Interestingly the law also defines naturalization, (how it can define a Constitutional term, I haven't a clue) as making an alien into a citizen *after* birth. How they can have a section of the same part of the US code that defines citizenship *at* birth with that definition, I'm also not quite sure. Of course all they would really need to do would be to remove the offending definition, or at least change "at birth" to "upon birth" or some such. It's a small detail, but I wish they would be consistent.
They are consistent. In the pre-14th Amendment Constitution, there was a difference between natural-born and naturalized citizens. But 14th Amendment citizenship is US Territorial administrative jurisdiction, not "of the several States." And under THAT jurisdiction, citizenship is all the same, "at birth" or "after birth." Fundamentally it is a citizenship of government extended privileges versus supra-governmental rights - i.e. citizenship created by positive law, rather than a self-existing expression of inherent rights. Two completely different jurisidictions - normally overlaid on one another and not specified during by government legal actions - but distinct, nevertheless.
It was not included in the Constitution as first written. You are referring to The Naturalization Act Of 1790, which was one of the very early Acts of our first Congress.
That Act was repealed and replaced, nearly verbatim, with The Naturalization Act Of 1795, with the words "natural born citizen" removed, and replaced with merely "citizen."
Logic dictates that Congress realized their error in overreaching the power enumerated to the Legislative branch under the Constitution, specifically limited to naturalization only, and they therefore rectified their error.
I have been attempting to research the matter to prove that this logical deduction is, in fact, the basis for the change.
One excellent online resource I've found for such research is The Founders' Constitution on The Naturalization Act of 1790 and 1795
There is a search function at the bottom of the page, allowing you to search nearly any Constitutional issue or figure from the Founding era. It is, as I mentioned, extremely useful.
I'm afraid I have to disagree. Whether Pelosi or the DNC or other enablers were a part of it, at the very least Obama would be guilty of defrauding the certification process, so fraud would be the operative concept here.
In turn, fraud is said to "vitiate all contracts," the operative concept being nullification. By application then, through fraud the certification process was nullified - which does not merely negate it's findings, but rather expunge it's very existence.
So, an expunged certification is no certification, and no certification means no president was "qualified." Thus, Section 3 of the 20th applies.
I’ve seen the distinction made between Federal citizenship and Constitutional citizenship before, but am uncertain as to how this distinction can be brought to bear, legally, upon the matter of Obama’s eligibility for the office of President, or the lack of it.
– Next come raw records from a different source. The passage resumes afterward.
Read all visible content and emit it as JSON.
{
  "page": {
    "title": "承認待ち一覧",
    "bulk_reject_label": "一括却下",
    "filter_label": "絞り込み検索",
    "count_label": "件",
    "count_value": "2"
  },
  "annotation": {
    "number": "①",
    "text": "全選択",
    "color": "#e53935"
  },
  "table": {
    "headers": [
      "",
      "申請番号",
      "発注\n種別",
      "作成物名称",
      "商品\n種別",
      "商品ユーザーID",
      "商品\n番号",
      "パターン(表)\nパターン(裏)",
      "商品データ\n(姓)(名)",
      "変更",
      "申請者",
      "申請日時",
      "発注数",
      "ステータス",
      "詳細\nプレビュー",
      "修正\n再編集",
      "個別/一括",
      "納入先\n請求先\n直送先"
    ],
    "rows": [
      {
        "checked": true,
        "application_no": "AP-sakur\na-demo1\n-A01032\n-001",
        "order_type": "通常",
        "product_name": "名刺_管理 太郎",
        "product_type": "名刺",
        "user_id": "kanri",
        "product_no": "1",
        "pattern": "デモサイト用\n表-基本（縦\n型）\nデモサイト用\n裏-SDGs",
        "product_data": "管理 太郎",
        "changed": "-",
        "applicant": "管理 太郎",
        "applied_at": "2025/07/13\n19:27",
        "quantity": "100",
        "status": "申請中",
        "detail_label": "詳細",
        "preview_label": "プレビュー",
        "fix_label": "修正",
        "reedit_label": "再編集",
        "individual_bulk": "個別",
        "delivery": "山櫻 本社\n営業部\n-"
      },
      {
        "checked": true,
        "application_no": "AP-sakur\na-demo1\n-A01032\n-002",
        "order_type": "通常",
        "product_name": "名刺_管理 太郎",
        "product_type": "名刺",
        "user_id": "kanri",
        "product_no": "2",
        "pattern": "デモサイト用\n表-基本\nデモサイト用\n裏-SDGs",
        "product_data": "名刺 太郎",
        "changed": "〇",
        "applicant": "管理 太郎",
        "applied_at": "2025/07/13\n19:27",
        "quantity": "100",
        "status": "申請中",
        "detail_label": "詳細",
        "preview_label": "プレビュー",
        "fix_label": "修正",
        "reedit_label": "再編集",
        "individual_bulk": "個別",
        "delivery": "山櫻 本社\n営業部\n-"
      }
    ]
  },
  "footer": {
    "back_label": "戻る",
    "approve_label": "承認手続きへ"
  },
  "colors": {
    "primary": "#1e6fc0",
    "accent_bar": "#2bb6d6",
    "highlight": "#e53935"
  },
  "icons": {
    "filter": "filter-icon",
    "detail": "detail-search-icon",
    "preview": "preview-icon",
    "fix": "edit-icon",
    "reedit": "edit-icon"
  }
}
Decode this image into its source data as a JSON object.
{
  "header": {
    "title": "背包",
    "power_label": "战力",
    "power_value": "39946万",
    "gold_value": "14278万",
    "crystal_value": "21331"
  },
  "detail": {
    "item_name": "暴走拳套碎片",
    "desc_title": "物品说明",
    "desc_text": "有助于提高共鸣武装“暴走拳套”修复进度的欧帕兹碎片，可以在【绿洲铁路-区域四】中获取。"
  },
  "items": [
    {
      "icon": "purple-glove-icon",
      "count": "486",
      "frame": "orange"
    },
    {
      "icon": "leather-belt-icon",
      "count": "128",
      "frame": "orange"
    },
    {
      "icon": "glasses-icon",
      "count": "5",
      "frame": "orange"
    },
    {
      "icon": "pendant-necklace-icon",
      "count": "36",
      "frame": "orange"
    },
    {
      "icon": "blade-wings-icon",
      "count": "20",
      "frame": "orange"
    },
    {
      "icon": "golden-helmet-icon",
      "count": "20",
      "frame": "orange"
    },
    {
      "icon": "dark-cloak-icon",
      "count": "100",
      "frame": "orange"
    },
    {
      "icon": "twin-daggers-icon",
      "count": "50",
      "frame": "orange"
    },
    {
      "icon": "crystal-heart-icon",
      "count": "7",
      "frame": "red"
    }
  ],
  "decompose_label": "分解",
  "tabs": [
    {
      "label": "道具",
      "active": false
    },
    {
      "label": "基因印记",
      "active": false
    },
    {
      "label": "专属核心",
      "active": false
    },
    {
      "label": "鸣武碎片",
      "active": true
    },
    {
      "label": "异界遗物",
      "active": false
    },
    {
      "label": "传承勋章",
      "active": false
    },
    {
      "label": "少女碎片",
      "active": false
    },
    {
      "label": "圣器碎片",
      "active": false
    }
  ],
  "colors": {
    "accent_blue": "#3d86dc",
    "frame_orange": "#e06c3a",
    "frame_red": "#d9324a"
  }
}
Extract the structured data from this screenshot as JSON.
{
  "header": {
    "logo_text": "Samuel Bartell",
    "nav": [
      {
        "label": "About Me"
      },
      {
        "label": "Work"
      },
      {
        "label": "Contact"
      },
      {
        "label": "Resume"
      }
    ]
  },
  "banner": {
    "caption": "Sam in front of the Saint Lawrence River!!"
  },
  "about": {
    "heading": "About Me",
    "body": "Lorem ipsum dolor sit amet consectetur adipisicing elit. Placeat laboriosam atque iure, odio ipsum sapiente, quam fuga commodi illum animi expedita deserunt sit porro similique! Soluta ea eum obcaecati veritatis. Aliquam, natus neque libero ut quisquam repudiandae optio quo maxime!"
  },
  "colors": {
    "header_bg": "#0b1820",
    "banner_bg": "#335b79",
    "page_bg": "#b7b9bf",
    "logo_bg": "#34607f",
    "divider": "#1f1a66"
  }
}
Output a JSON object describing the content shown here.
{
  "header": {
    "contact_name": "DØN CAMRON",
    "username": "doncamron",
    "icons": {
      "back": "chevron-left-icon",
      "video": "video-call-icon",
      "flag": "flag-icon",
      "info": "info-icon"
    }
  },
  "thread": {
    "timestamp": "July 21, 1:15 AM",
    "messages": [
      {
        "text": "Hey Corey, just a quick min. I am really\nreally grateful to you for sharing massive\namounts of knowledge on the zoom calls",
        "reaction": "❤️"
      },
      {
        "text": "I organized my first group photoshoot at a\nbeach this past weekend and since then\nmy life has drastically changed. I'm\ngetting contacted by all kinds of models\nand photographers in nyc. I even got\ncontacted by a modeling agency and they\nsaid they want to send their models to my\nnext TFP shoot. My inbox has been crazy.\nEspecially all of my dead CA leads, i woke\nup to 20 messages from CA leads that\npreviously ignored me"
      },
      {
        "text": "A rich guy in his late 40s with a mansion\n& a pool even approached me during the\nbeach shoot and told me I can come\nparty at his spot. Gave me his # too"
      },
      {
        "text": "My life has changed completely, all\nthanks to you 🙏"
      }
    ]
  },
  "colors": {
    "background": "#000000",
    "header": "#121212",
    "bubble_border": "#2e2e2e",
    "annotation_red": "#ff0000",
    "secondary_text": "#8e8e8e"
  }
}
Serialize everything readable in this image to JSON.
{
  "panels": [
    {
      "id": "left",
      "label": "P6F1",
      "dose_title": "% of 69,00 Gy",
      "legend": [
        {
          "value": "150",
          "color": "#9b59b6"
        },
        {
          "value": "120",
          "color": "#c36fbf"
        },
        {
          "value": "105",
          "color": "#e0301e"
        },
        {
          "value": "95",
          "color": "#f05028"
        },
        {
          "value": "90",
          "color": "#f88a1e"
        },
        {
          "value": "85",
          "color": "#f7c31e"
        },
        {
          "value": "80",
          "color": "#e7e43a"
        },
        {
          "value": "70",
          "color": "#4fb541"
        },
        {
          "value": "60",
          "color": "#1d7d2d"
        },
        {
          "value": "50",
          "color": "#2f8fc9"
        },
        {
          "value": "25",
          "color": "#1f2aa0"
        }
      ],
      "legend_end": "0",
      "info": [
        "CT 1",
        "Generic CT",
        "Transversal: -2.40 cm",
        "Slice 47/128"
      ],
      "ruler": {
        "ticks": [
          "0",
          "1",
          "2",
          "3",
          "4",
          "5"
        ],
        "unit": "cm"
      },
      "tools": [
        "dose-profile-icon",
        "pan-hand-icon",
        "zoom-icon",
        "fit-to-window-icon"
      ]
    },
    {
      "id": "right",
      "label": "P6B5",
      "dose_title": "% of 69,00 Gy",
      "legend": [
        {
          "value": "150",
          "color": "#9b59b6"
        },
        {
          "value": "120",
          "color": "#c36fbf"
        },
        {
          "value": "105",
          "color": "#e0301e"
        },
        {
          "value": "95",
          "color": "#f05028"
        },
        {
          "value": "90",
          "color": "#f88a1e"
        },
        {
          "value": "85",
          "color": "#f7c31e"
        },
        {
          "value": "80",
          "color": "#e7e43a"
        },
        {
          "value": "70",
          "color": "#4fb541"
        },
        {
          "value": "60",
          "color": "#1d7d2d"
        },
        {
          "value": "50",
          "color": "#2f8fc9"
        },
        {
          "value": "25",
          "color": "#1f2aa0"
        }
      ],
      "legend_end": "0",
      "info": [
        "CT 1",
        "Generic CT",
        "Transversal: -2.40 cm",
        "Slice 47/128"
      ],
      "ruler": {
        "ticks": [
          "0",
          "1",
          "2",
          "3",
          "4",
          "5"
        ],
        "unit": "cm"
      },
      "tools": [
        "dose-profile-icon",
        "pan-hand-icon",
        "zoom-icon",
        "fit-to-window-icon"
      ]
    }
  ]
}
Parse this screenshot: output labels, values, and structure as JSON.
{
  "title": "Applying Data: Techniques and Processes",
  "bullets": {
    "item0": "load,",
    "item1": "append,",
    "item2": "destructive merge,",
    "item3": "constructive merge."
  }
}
The Constitutional language regarding Presidential eligibility deals specifically with citizenship as then defined by the Constitution itself, and it can’t be construed any other way, not that I can see at least. The Legislative does not now, and never did, possess an enumerated power to enlarge the concept of naturalization to encompass Presidential eligibility.
The 14th Amendment dealt with the denial of citizenship to a certain class of people previously denied those rights and duties, former slaves. Those slaves became citizens by Amendment, not by birth. Their children, provided they were born in the several States to parents who were themselves citizens, were no doubt natural born citizens.
And so, that historical wrong was righted going forward. But, the 14th did not and cannot enlarge the rights and duties of citizenship to the exclusion of prior, specific language dealing with Presidential eligibility.